After the 2012 presidential election, liberals gave conservatives a piece of advice: do some soul searching, and get out of your media bubble. Conservatives were wrong about the election, they were told, because they turned their assumptions into predictions. So it will be interesting to find out if the leftist foreign-policy press is ready to take its own advice, after a colossally botched year of coverage leading up to this week’s Israeli Knesset election.
In his wrap-up of just how wrong the media was, Walter Russell Mead gives his readers the following tip: “As negotiations to form a coalition government unfold in the next few weeks, expect more of the same from the MSM”–referring to the mainstream media. I imagine he’s right about that; the liberal press in America got the Israeli election so wrong because they get Israel itself so wrong. But it’s easy to understand how this happens by reading the article that Mead singles out as the “piece of journalism that got furthest away from the facts”–David Remnick’s essay in the New Yorker, dated for this week to coincide with the elections, on the rise of Israel’s right. Remnick writes:
More broadly, the story of the election is the implosion of the center-left and the vivid and growing strength of the radical right. What Bennett’s rise, in particular, represents is the attempt of the settlers to cement the occupation and to establish themselves as a vanguard party, the ideological and spiritual core of the entire country. Just as a small coterie of socialist kibbutzniks dominated the ethos and the public institutions of Israel in the first decades of the state’s existence, the religious nationalists, led by the settlers, intend to do so now and in the years ahead. In the liberal tribune Haaretz, the columnist Ari Shavit wrote, “What is now happening is impossible to view as anything but the takeover by a colonial province of its mother country.”
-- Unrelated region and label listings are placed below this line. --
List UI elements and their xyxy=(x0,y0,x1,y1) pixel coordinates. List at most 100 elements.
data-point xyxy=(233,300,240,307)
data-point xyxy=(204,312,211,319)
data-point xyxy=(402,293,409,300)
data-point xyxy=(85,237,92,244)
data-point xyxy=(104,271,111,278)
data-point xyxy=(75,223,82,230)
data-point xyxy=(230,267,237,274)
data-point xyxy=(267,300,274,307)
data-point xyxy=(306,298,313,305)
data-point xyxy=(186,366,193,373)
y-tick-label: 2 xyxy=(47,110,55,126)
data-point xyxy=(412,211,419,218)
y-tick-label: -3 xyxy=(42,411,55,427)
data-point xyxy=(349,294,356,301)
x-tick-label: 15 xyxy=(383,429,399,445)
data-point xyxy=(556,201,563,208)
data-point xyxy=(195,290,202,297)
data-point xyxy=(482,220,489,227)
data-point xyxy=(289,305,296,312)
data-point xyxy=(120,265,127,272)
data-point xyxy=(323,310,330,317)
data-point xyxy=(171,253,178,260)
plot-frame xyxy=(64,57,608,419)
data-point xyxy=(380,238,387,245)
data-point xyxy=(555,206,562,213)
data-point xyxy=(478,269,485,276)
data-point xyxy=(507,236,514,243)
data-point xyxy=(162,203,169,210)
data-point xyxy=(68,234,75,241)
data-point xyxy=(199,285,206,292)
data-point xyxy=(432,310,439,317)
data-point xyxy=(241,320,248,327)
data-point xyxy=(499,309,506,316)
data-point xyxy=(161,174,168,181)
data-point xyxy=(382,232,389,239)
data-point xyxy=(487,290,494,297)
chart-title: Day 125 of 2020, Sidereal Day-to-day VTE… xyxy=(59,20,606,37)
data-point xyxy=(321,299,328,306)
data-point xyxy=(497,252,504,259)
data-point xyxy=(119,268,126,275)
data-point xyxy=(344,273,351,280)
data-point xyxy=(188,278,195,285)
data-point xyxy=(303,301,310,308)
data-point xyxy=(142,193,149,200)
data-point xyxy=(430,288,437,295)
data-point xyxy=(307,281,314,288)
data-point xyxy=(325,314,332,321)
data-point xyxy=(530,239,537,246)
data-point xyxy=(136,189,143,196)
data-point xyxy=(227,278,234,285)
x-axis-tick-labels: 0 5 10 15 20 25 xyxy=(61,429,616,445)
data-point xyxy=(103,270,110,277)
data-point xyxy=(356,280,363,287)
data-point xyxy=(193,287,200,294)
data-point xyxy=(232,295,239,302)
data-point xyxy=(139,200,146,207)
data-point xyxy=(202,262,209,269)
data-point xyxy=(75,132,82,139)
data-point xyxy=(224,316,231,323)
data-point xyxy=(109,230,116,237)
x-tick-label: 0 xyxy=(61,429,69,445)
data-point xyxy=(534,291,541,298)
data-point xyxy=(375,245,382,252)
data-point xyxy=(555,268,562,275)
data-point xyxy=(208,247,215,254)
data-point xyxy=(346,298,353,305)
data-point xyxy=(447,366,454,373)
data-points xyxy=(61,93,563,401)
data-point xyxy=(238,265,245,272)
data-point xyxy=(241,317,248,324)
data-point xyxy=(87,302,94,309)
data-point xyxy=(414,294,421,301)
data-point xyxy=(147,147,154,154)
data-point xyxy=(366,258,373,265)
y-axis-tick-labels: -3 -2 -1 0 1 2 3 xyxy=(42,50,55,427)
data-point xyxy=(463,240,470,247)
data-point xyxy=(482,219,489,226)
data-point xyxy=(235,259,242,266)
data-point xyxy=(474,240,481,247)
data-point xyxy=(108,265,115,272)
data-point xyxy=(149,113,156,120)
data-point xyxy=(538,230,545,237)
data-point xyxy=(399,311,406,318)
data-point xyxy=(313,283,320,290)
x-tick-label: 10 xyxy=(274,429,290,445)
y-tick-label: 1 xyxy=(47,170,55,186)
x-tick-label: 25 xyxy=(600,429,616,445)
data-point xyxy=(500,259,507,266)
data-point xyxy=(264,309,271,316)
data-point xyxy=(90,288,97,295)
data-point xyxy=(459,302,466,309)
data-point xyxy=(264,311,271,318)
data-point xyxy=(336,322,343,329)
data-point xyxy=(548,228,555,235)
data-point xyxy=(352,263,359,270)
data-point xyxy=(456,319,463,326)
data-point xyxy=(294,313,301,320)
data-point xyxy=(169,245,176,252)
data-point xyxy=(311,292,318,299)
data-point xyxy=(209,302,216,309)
If that strikes you as a bit overdone, and maybe a conclusion that should have been subjected to rigorous cynicism before endorsing it, what follows that in the article offers a map for how this came to be published with such certainty. The next paragraph begins with a contemptuous dismissal of the Labor Party’s election platform and its focus on domestic issues, without even a quote from the party. But those aren’t important issues, we are told, and Remnick knows this because in the next paragraph he quotes Tzipi Livni telling him so. Livni’s old party was almost shut out of the next Knesset completely, holding on to what looks to be two Knesset seats (down from 28 in the 2009 elections). It’s fair to say that Livni was wrong about the “core issues.”
Remnick’s pessimism about the settlements continues, as he follows Livni’s section of the story with quotes from the director of Peace Now’s “Settlement Watch” project. And that is followed by former Palestinian legislator Ghassan Khatib, who is then followed in the story by the pro-settlement politician Danny Danon. After that, Remnick talks about the left’s favoritoe Israeli bogeyman, Avigdor Lieberman, and moves on to how Theodor Herzl would disapprove.
You’ll notice one thing missing from all this: the Israeli voter. There is no discussion of what was actually bothering Israelis about the Netanyahu government or their rejection of Livni’s attempts to lead a credible opposition. Remnick deserves credit for much about the piece: he interviews people with whom he vehemently disagrees at length, and lets them speak for themselves. He doesn’t simply bring up old quotes from the rightist Moshe Feiglin, for example, but talks to Feiglin himself to see if that’s where he still stands on the issues. He does not seem to cherry-pick statements or conceal the context of his conversations from the reader.
But it’s an article full of politicians whose beliefs dovetail with Remnick’s own expectations. Yair Lapid, who was the big story of the election by leading his party to 19 seats, is mentioned exactly once. Labor, the other party that improved its standing greatly by addressing the kitchen-table issues that regular Israelis had been talking and fretting about, is virtually absent; Labor Party head Shelly Yachimovich is not mentioned at all.
So should we expect more of this type of coverage from the media? History tells us that the writers and pundits who get Israel wrong do so consistently. But there’s a real opportunity here for a “teachable moment,” as our president might say. If you want to know what everyday Israelis think, just ask them. Trust me, they’ll tell you.